A final draft of proposals for a more rigorous social work diploma has been endorsed by the Central Council for Education and Training in Social Work.
The revised DipSW will require students to demonstrate competence in six core areas.
These include effective communication with people and organisations; working with people to enable them to use their strengths; assessing people's circumstances and planning responses to needs and risk; intervening to provide appropriate support, protection and control; teamwork; and developing their own professional skills.
For the first time, courses will have to ensure all students have a thorough understanding of the major legislation that governs social work, and assess them for their competence in using laws relevant to their practice experience.

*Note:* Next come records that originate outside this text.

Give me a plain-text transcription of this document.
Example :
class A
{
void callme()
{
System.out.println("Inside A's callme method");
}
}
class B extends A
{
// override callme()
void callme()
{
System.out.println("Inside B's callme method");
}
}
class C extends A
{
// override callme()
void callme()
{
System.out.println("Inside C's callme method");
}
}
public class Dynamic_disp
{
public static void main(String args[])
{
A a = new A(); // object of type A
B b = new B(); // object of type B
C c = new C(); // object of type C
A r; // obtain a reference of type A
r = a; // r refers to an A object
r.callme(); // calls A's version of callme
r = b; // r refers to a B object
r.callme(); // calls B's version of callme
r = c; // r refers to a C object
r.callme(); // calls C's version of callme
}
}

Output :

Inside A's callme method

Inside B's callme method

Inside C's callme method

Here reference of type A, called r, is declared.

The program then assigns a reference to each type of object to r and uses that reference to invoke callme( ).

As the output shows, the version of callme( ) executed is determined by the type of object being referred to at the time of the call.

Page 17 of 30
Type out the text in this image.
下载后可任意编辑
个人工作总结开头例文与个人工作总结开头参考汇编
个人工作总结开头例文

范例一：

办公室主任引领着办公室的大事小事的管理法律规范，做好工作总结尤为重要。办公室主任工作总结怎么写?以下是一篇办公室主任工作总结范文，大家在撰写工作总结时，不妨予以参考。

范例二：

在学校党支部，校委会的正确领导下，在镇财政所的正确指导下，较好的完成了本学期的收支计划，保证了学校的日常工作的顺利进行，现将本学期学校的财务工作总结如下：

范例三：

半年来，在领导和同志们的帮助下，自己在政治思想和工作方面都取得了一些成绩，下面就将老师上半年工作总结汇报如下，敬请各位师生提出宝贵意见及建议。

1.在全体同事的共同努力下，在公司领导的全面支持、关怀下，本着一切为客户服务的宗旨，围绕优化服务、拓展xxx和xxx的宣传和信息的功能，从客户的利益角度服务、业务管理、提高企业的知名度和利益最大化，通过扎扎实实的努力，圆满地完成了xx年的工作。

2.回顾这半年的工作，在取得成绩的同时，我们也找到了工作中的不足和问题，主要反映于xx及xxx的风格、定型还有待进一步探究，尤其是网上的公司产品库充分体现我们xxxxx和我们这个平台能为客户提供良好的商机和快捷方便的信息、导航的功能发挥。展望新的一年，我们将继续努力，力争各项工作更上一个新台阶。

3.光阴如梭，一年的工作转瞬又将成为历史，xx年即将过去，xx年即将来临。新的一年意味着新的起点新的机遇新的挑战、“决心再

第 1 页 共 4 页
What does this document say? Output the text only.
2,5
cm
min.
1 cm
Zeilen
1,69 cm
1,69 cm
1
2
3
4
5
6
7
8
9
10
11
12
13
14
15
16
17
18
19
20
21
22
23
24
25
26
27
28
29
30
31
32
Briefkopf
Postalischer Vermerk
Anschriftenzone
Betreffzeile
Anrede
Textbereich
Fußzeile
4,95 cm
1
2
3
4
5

The new diploma programme will involve at least a year's practical experience in contrasting areas of work, with a minimum of 50 days assessed practice.
And CCETSW is to begin consultation over whether to scrap entitlement to a second opinion in the case of marginal or failing students on placement.
Rachel Pierce, CCETSW assistant director, said the review aimed to ensure students were prepared for the challenges of social work, and that there was consistency in training.
"We hope to create a qualification which will meet new service needs and which clearly spells out for students and institutions what is required of them," she said.
The council drew up the draft requirements with the umbrella group for social care, the Care Sector Consortium.